Sebagai anak, Bima tidak bisa berbuat apapun yang melawan kehendak Ibunya. Ia hanya bisa berharap penyakit ibunya tidaklah terlalu parah.


"Bu, sore nanti kita ke Roemani ya", bujuk Bima, mengajak Ibunya untuk memeriksakan diri ke sebuah rumah sakit besar yang tidak terlalu jauh dari rumah mereka.

"UHUK", Sang Ibu kembali terbatuk sebelum bisa menjawabnya, "Enggak usah tho, Le, lha cuma batuk-batuk aja kok 'ndadak ke rumah sakit segala"

"Batuk biasa gimana sih, Ibu ini?", protes Bima, "ini sudah seminggu lho Ibu 'ra mari-mari (belum sembuh-sembuh)"

"Lha ke rumah sakit terus mau dibayar pakai apa?", Ibu Bima membalikkan ucapan putranya itu.

"kan bisa pakai BPJS, tho, Bu", sanggah Bima

Ibunya tetap berkeras, "lha wong BPJS sudah berapa bulan ga kita bayar, kok Le"

"Nanti kubayar, Bu", seru Bima, "pokoknya Ibu harus segera periksa ke dokter"

Bima hanya mendapati Ibunya tersenyum mendengar ucapannya yang mulai ngotot itu.

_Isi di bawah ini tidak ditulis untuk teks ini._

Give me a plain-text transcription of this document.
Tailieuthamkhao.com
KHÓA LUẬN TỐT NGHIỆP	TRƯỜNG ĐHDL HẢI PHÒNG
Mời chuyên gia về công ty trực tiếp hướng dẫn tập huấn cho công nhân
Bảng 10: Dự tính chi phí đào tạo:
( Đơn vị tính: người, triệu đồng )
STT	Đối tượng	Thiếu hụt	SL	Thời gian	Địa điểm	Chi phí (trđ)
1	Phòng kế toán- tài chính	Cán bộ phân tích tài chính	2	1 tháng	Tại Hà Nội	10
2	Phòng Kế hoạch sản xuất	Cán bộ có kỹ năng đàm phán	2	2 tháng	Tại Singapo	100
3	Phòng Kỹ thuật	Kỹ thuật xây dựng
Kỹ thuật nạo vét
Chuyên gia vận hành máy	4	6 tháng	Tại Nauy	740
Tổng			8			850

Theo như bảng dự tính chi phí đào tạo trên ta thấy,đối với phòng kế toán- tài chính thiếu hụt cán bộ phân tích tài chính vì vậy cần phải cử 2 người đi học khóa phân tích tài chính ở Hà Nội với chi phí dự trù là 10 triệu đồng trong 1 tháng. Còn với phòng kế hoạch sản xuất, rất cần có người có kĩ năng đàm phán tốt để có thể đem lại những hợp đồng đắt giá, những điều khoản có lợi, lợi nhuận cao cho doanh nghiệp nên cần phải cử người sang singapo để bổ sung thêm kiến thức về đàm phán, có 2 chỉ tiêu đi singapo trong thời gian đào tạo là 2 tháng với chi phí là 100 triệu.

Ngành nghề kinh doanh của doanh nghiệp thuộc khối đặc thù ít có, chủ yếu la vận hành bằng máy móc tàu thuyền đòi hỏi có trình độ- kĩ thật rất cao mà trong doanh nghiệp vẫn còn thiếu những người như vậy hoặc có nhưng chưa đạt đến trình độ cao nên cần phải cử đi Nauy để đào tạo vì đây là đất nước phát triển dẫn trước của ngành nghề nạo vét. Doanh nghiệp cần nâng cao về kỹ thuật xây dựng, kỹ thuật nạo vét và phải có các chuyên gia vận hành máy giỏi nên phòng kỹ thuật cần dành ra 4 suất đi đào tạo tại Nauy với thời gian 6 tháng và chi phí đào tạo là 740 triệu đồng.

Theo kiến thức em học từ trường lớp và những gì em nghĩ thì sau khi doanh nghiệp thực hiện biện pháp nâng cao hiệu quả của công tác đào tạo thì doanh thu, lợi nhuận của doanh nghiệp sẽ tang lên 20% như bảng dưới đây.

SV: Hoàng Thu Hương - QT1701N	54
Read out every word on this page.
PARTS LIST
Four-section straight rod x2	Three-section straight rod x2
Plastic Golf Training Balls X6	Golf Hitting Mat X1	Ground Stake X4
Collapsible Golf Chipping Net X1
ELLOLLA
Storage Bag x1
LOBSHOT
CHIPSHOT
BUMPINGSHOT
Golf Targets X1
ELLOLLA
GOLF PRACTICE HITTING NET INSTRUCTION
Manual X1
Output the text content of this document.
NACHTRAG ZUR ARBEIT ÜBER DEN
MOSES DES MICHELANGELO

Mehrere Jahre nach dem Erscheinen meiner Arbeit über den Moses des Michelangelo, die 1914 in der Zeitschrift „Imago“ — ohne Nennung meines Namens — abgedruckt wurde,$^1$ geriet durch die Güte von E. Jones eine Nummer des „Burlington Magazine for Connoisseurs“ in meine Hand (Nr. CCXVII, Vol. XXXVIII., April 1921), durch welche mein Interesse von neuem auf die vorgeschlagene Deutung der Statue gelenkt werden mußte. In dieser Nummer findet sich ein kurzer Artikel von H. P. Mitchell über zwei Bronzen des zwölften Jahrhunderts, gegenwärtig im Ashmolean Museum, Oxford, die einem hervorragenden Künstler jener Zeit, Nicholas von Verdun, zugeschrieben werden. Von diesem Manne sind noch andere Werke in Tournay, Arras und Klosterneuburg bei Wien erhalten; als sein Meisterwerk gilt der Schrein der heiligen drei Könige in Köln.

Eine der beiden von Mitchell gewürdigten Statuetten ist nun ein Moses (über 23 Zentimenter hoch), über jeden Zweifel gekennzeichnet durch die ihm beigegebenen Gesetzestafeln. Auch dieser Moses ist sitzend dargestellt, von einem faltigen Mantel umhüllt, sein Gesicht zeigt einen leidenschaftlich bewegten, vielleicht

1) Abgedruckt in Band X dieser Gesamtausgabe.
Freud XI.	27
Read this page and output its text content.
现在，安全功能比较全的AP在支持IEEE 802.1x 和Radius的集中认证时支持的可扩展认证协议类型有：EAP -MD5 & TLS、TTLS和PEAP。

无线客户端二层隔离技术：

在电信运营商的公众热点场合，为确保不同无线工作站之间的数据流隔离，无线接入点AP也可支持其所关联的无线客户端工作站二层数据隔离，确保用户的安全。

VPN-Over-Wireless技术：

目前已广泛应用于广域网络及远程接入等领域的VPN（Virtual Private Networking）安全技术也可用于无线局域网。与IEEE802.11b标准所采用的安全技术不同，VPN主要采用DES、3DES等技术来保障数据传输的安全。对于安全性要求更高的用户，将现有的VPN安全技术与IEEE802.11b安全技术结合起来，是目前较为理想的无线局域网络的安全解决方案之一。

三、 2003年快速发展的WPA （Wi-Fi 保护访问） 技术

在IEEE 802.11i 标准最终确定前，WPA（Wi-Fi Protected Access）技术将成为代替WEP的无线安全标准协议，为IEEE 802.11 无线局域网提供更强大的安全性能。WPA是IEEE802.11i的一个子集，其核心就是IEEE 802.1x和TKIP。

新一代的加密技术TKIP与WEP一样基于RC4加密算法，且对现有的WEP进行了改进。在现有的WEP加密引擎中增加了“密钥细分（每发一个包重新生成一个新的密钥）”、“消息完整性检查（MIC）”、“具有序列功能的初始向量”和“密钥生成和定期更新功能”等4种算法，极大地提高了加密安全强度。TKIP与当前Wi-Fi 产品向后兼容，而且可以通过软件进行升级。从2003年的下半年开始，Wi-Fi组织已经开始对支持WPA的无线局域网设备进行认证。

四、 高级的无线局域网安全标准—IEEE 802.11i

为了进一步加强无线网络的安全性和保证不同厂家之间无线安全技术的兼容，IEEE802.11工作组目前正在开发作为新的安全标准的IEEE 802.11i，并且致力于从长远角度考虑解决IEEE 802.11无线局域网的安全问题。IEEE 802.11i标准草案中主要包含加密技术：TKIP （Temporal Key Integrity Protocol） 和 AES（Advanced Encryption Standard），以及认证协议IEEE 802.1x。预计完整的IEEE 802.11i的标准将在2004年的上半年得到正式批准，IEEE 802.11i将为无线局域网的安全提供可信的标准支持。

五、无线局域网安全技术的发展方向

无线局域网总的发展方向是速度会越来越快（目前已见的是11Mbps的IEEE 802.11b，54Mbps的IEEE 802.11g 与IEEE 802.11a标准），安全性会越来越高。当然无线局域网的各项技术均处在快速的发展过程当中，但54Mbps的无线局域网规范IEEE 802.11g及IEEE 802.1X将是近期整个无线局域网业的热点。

Sampai beberapa saat kemudian Ibunya berkata, "Yo wis, aku nunut, Le (ya sudah, aku ikut saja)"

"Nanti sore kita jalan ya, Bu", ucap Bima, "saya siapkan mobil dulu"


Setelah memastikan Ibunya nyaman beristirahat kembali, Bima berjalan keluar dari rumahnya, namun bukan menuju tanah lapang tempat ia biasa memarkir mobil, melainkan ke minimarket di pinggir jalan depan. Tujuannya ke mesin ATM, untuk membayar premi BPJS-nya yang sudah berbulan-bulan tidak terbayarkan.